Figure 2 . A schematic representation of the model setup. Panel a) shows the SUMMA runtime process. Parameters and meteorologic forcing data, as well as the state variables from the previous timestep, are fed to SUMMA to compute all fluxes, which are used to update the state variables for the subsequent timestep. The purple box labeled “Turbulent heat flux” highlights the process representation that we modify in our experiment. Panel b) shows the ways we represent the turbulent heat fluxes. One of the options from panel b) replaces the purple box in panel a). SA is the standalone SUMMA representation, as described in section 2.2. NN1W and NN2W are our DL-based representations described in section 2.3. Thus, SUMMA-x represents one of the three model configurations where x is one of SA, NN1W, or NN2W.

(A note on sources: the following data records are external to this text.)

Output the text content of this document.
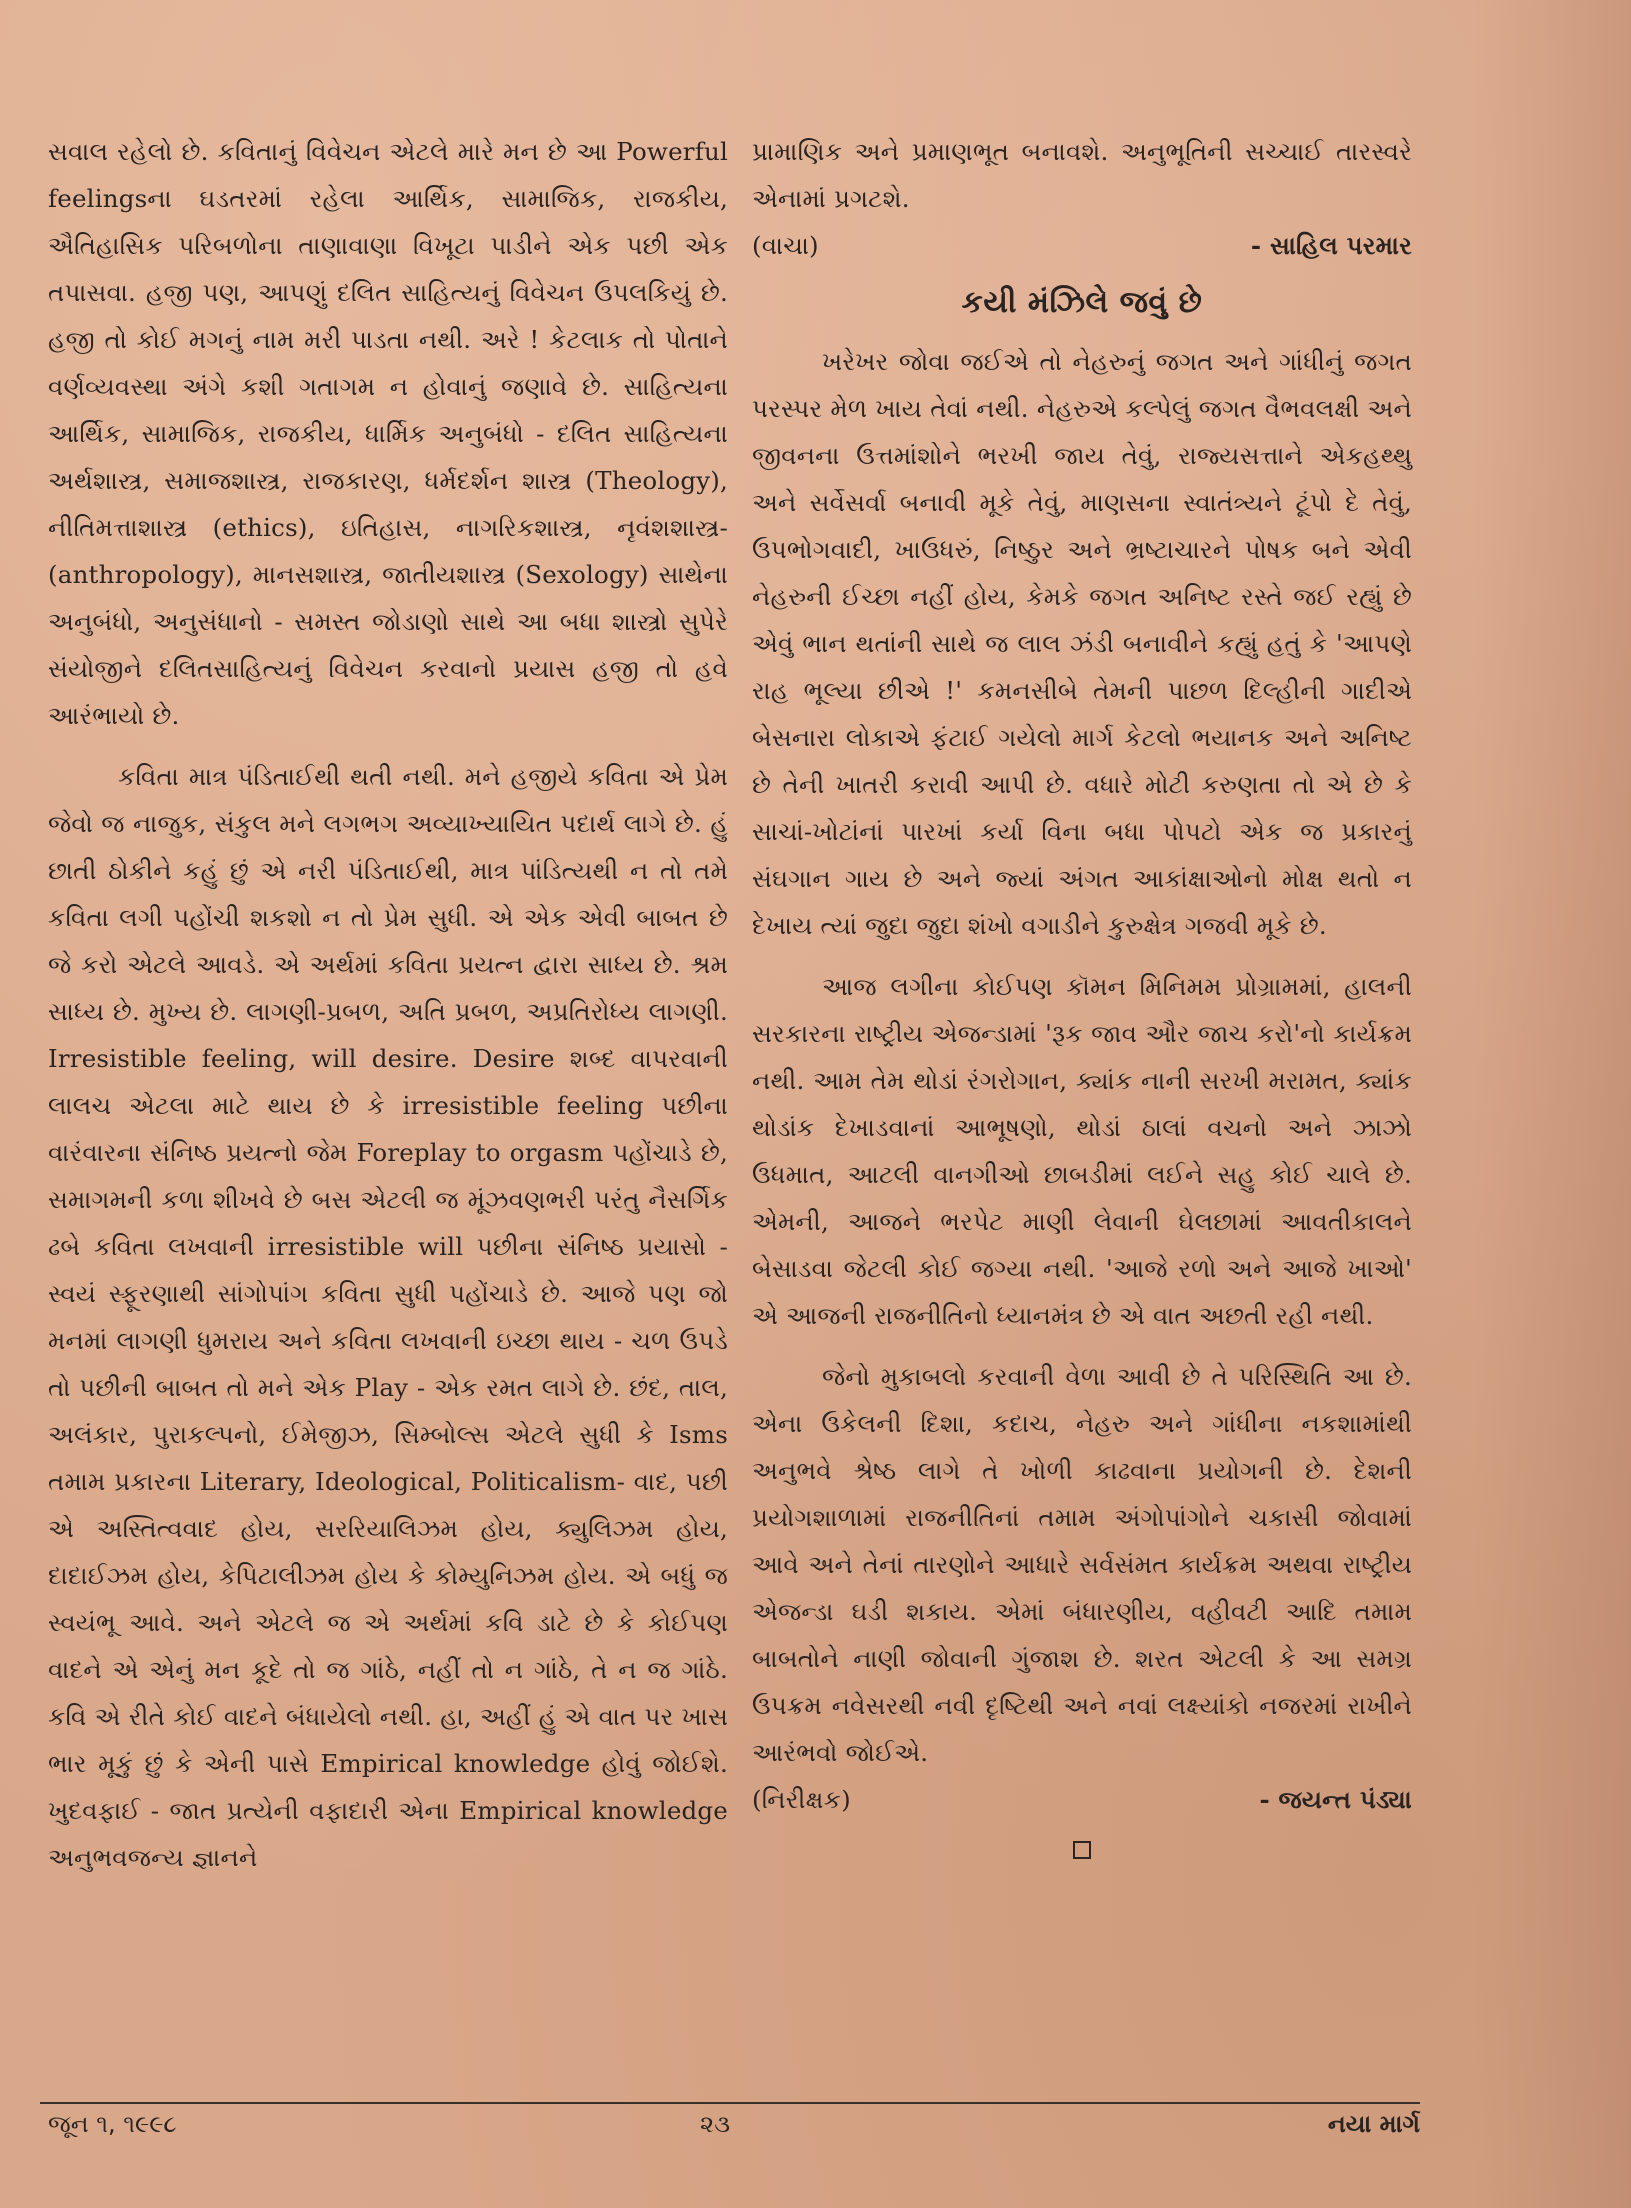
સવાલ રહેલો છે. કવિતાનું વિવેચન એટલે મારે મન છે આ Powerful feelingsના ઘડતરમાં રહેલા આર્થિક, સામાજિક, રાજકીય, ઐતિહાસિક પરિબળોના તાણાવાણા વિખૂટા પાડીને એક પછી એક તપાસવા. હજી પણ, આપણું દલિત સાહિત્યનું વિવેચન ઉપલકિયું છે. હજી તો કોઈ મગનું નામ મરી પાડતા નથી. અરે ! કેટલાક તો પોતાને વર્ણવ્યવસ્થા અંગે કશી ગતાગમ ન હોવાનું જણાવે છે. સાહિત્યના આર્થિક, સામાજિક, રાજકીય, ધાર્મિક અનુબંધો - દલિત સાહિત્યના અર્થશાસ્ત્ર, સમાજશાસ્ત્ર, રાજકારણ, ધર્મદર્શન શાસ્ત્ર (Theology), નીતિમત્તાશાસ્ત્ર (ethics), ઇતિહાસ, નાગરિકશાસ્ત્ર, નૃવંશશાસ્ત્ર-(anthropology), માનસશાસ્ત્ર, જાતીયશાસ્ત્ર (Sexology) સાથેના અનુબંધો, અનુસંધાનો - સમસ્ત જોડાણો સાથે આ બધા શાસ્ત્રો સુપેરે સંયોજીને દલિતસાહિત્યનું વિવેચન કરવાનો પ્રયાસ હજી તો હવે આરંભાયો છે.

કવિતા માત્ર પંડિતાઈથી થતી નથી. મને હજીયે કવિતા એ પ્રેમ જેવો જ નાજુક, સંકુલ મને લગભગ અવ્યાખ્યાયિત પદાર્થ લાગે છે. હું છાતી ઠોકીને કહું છું એ નરી પંડિતાઈથી, માત્ર પાંડિત્યથી ન તો તમે કવિતા લગી પહોંચી શકશો ન તો પ્રેમ સુધી. એ એક એવી બાબત છે જે કરો એટલે આવડે. એ અર્થમાં કવિતા પ્રયત્ન દ્વારા સાધ્ય છે. શ્રમ સાધ્ય છે. મુખ્ય છે. લાગણી-પ્રબળ, અતિ પ્રબળ, અપ્રતિરોધ્ય લાગણી. Irresistible feeling, will desire. Desire શબ્દ વાપરવાની લાલચ એટલા માટે થાય છે કે irresistible feeling પછીના વારંવારના સંનિષ્ઠ પ્રયત્નો જેમ Foreplay to orgasm પહોંચાડે છે, સમાગમની કળા શીખવે છે બસ એટલી જ મૂંઝવણભરી પરંતુ નૈસર્ગિક ઢબે કવિતા લખવાની irresistible will પછીના સંનિષ્ઠ પ્રયાસો - સ્વયં સ્ફૂરણાથી સાંગોપાંગ કવિતા સુધી પહોંચાડે છે. આજે પણ જો મનમાં લાગણી ધુમરાય અને કવિતા લખવાની ઇચ્છા થાય - ચળ ઉપડે તો પછીની બાબત તો મને એક Play - એક રમત લાગે છે. છંદ, તાલ, અલંકાર, પુરાકલ્પનો, ઈમેજીઝ, સિમ્બોલ્સ એટલે સુધી કે Isms તમામ પ્રકારના Literary, Ideological, Politicalism- વાદ, પછી એ અસ્તિત્વવાદ હોય, સરરિયાલિઝમ હોય, ક્યુલિઝમ હોય, દાદાઈઝમ હોય, કેપિટાલીઝમ હોય કે કોમ્યુનિઝમ હોય. એ બધું જ સ્વયંભૂ આવે. અને એટલે જ એ અર્થમાં કવિ ડાટે છે કે કોઈપણ વાદને એ એનું મન કૂદે તો જ ગાંઠે, નહીં તો ન ગાંઠે, તે ન જ ગાંઠે. કવિ એ રીતે કોઈ વાદને બંધાયેલો નથી. હા, અહીં હું એ વાત પર ખાસ ભાર મૂકું છું કે એની પાસે Empirical knowledge હોવું જોઈશે. ખુદવફાઈ - જાત પ્રત્યેની વફાદારી એના Empirical knowledge અનુભવજન્ય જ્ઞાનને

પ્રામાણિક અને પ્રમાણભૂત બનાવશે. અનુભૂતિની સચ્ચાઈ તારસ્વરે એનામાં પ્રગટશે.

(વાચા)	- સાહિલ પરમાર
કયી મંઝિલે જવું છે

ખરેખર જોવા જઈએ તો નેહરુનું જગત અને ગાંધીનું જગત પરસ્પર મેળ ખાય તેવાં નથી. નેહરુએ કલ્પેલું જગત વૈભવલક્ષી અને જીવનના ઉત્તમાંશોને ભરખી જાય તેવું, રાજ્યસત્તાને એકહથ્થુ અને સર્વેસર્વા બનાવી મૂકે તેવું, માણસના સ્વાતંત્ર્યને ટૂંપો દે તેવું, ઉપભોગવાદી, ખાઉધરું, નિષ્ઠુર અને ભ્રષ્ટાચારને પોષક બને એવી નેહરુની ઈચ્છા નહીં હોય, કેમકે જગત અનિષ્ટ રસ્તે જઈ રહ્યું છે એવું ભાન થતાંની સાથે જ લાલ ઝંડી બનાવીને કહ્યું હતું કે 'આપણે રાહ ભૂલ્યા છીએ !' કમનસીબે તેમની પાછળ દિલ્હીની ગાદીએ બેસનારા લોકાએ ફંટાઈ ગયેલો માર્ગ કેટલો ભયાનક અને અનિષ્ટ છે તેની ખાતરી કરાવી આપી છે. વધારે મોટી કરુણતા તો એ છે કે સાચાં-ખોટાંનાં પારખાં કર્યા વિના બધા પોપટો એક જ પ્રકારનું સંઘગાન ગાય છે અને જ્યાં અંગત આકાંક્ષાઓનો મોક્ષ થતો ન દેખાય ત્યાં જુદા જુદા શંખો વગાડીને કુરુક્ષેત્ર ગજવી મૂકે છે.

આજ લગીના કોઈપણ કૉમન મિનિમમ પ્રોગ્રામમાં, હાલની સરકારના રાષ્ટ્રીય એજન્ડામાં 'રૂક જાવ ઔર જાચ કરો'નો કાર્યક્રમ નથી. આમ તેમ થોડાં રંગરોગાન, ક્યાંક નાની સરખી મરામત, ક્યાંક થોડાંક દેખાડવાનાં આભૂષણો, થોડાં ઠાલાં વચનો અને ઝાઝો ઉધમાત, આટલી વાનગીઓ છાબડીમાં લઈને સહુ કોઈ ચાલે છે. એમની, આજને ભરપેટ માણી લેવાની ઘેલછામાં આવતીકાલને બેસાડવા જેટલી કોઈ જગ્યા નથી. 'આજે રળો અને આજે ખાઓ' એ આજની રાજનીતિનો ધ્યાનમંત્ર છે એ વાત અછતી રહી નથી.

જેનો મુકાબલો કરવાની વેળા આવી છે તે પરિસ્થિતિ આ છે. એના ઉકેલની દિશા, કદાચ, નેહરુ અને ગાંધીના નકશામાંથી અનુભવે શ્રેષ્ઠ લાગે તે ખોળી કાઢવાના પ્રયોગની છે. દેશની પ્રયોગશાળામાં રાજનીતિનાં તમામ અંગોપાંગોને ચકાસી જોવામાં આવે અને તેનાં તારણોને આધારે સર્વસંમત કાર્યક્રમ અથવા રાષ્ટ્રીય એજન્ડા ઘડી શકાય. એમાં બંધારણીય, વહીવટી આદિ તમામ બાબતોને નાણી જોવાની ગુંજાશ છે. શરત એટલી કે આ સમગ્ર ઉપક્રમ નવેસરથી નવી દૃષ્ટિથી અને નવાં લક્ષ્યાંકો નજરમાં રાખીને આરંભવો જોઈએ.

(નિરીક્ષક)	- જયન્ત પંડ્યા
જૂન ૧, ૧૯૯૮	૨૩	નયા માર્ગ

The first network we trained took meteorological forcing data for the current timestep, vegetation and soil types, and the calibrated SUMMA parameter values as input. We chose to include the calibration parameters to provide the same information to the neural networks as was provided to the calibrations, allowing for a more direct comparison and because the calibrated parameter values might be a proxy for site characteristics that can be associated with different responses among the sites. The neural network outputs the bulk latent and sensible heat fluxes at the half hourly timescale. We denote this network NN1W, for Neural-Network-1-Way, because this configuration only takes meteorological forcing data and parameters, which cannot be changed by the rest of the SUMMA calculations. That is, the neural network provides information about turbulent heat fluxes to SUMMA, but SUMMA does not provide any internally-derived information to the neural network.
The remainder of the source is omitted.